Bu terane ısmarladığınız her şeyle tekrarlanıyor. Hamburgerinizin yanına salata mı patates mi? Et yemeğini ekşi kremayla mı yok efendim peynirle mi alırsınız? Hiç bir şey hazır ve sunulabilir halde değil. Her aşamada özgür iradenizi kullanarak seçmeniz ve bunu hızlı bir şekilde muhatabınıza bildirmeniz bekleniyor. Yemeğinizi ısmarlamayı başardıysanız, başka bir sıkıntı başlıyor. Tabağınızdaki yemek bitmeden (herhalde bu konuda çok katı bir kural var ki, şu ana kadar bunu ihlal edene rastlamadım) getirip hesabı burnunuza dayıyorlar. Biraz yavaş yerseniz, yine olmuyor. Bu sefer yanınıza gelip ‘Bitirdiniz mi?’ diye soruyorlar. “Evet, ama tabağımdaki yemek artıklarını seyretmekten hoşlanıyorum,” demek geliyor içimden.

Ama en çok zoruma giden ne biliyor musunuz? Sabahları kahve almak. Zaten bin çeşit kahve var. Bir de nasıl içtiğiniz söz konusu olunca, işler iyice karışıyor. Herkes için değil tabii. Önümdeki sarışın bir an bile tereddüt etmeden saydırıyor: “Kafeinsiz, yağlı süt (süt için yer bırakalım), (ah hayır, soya olmasın) karamel sosu ve krema ekleyin, büyük boy bardağa koyalım ve evet kağıt bardak çünkü yanımda götüreceğim.”
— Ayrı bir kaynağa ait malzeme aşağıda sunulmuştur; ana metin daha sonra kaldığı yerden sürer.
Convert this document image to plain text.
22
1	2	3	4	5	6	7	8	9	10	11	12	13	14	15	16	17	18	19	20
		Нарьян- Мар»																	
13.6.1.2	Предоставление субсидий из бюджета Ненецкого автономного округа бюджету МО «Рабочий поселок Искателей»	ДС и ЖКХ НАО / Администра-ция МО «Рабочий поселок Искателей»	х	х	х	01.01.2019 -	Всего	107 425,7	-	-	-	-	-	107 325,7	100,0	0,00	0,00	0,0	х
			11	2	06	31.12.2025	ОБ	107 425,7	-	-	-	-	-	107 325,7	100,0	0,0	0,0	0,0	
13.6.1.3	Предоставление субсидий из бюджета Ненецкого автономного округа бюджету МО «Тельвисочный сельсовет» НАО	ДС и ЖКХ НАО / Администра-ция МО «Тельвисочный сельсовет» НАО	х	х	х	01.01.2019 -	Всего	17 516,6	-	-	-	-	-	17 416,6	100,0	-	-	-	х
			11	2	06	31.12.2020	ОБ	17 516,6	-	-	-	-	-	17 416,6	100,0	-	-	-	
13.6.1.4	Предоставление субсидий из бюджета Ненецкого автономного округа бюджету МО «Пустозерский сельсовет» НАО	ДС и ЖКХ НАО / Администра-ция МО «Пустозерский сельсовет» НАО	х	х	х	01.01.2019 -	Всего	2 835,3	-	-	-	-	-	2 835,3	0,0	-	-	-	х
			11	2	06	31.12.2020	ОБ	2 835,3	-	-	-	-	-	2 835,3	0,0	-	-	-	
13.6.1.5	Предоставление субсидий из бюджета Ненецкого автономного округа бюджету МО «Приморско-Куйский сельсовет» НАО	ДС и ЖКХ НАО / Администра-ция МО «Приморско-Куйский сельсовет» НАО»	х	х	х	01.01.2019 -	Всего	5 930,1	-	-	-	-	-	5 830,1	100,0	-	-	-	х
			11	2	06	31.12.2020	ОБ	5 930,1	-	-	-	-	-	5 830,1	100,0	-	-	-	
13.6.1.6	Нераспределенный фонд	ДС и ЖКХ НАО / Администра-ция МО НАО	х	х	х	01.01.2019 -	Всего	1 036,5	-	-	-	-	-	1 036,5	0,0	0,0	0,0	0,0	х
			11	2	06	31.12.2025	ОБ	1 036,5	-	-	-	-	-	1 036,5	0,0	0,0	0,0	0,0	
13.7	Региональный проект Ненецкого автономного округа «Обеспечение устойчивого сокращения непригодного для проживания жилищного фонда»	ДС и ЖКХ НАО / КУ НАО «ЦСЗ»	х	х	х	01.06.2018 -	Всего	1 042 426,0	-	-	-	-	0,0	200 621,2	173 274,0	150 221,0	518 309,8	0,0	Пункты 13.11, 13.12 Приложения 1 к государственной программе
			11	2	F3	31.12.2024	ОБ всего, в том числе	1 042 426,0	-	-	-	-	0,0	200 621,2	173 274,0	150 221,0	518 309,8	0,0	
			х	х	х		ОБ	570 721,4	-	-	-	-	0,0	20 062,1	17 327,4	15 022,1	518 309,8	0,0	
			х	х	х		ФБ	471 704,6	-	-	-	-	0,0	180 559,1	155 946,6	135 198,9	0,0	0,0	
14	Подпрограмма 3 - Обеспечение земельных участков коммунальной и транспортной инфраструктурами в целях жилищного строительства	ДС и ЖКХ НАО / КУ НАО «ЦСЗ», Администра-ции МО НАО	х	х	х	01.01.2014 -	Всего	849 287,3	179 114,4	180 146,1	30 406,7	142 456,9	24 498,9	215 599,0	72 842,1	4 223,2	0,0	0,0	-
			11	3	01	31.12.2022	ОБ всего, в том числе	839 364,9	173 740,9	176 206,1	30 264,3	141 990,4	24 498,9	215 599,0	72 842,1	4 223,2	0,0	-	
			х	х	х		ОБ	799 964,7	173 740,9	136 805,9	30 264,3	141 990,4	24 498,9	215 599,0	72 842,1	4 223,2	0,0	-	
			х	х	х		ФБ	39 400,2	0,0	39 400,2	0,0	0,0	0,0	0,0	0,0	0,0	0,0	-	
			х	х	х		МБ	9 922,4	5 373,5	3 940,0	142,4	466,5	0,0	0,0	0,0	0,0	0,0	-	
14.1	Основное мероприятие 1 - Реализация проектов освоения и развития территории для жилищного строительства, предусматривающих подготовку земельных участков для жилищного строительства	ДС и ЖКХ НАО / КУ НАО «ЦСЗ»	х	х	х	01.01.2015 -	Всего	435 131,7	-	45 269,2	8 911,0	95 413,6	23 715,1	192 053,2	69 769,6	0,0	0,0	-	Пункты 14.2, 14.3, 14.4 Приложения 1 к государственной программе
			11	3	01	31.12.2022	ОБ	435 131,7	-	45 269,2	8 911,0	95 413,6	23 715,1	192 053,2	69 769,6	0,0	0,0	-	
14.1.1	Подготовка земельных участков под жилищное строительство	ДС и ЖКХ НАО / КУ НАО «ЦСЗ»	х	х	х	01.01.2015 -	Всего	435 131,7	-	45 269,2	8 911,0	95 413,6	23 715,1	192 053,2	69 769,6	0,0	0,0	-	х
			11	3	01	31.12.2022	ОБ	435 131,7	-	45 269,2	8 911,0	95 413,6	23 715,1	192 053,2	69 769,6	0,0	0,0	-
Ağzım açık bakakalıyorum. Ben marketten şampuan alırken bile üç saat düşünen biriyim. Kahve için sunulan seçenekleri bir araya getirince – hesapladım – tam 64 değişik kombinasyon çıkıyor ortaya. Bütün bu kararları toplam yirmi saniyede nasıl verebilirim?

Kabuslara özgü bir yavaşlıkta tezgâha yaklaşıyorum ve “Kahve, lütfen” diyorum kısık bir sesle. Herkes bana bakıyor. Arkamdan sabırsız sesler geliyor. Ne diyeceğimi bilemiyorum.

Burada bütün şehir İtalyan provada. Bense ezberimi yapmamışım. Suçluyum.

1 comment:

Aydan Atlayan Kedi said...

Huzuru bulmak için bize yavaşlığı tavsiye edenler hızın dış dünyadan nasıl da üzerimize saldırdığına dikkat etmiyorlar galiba. Örneğin, bir bankadan aradıklarında öyle hızlı konuşuyorlar ki tekliflerini düşünmeyi bırakın dediklerini bile anlayamıyorum ben. Dünya bu kadar hızlıyken yavaş olmanın hayalini kurmak bile lüks.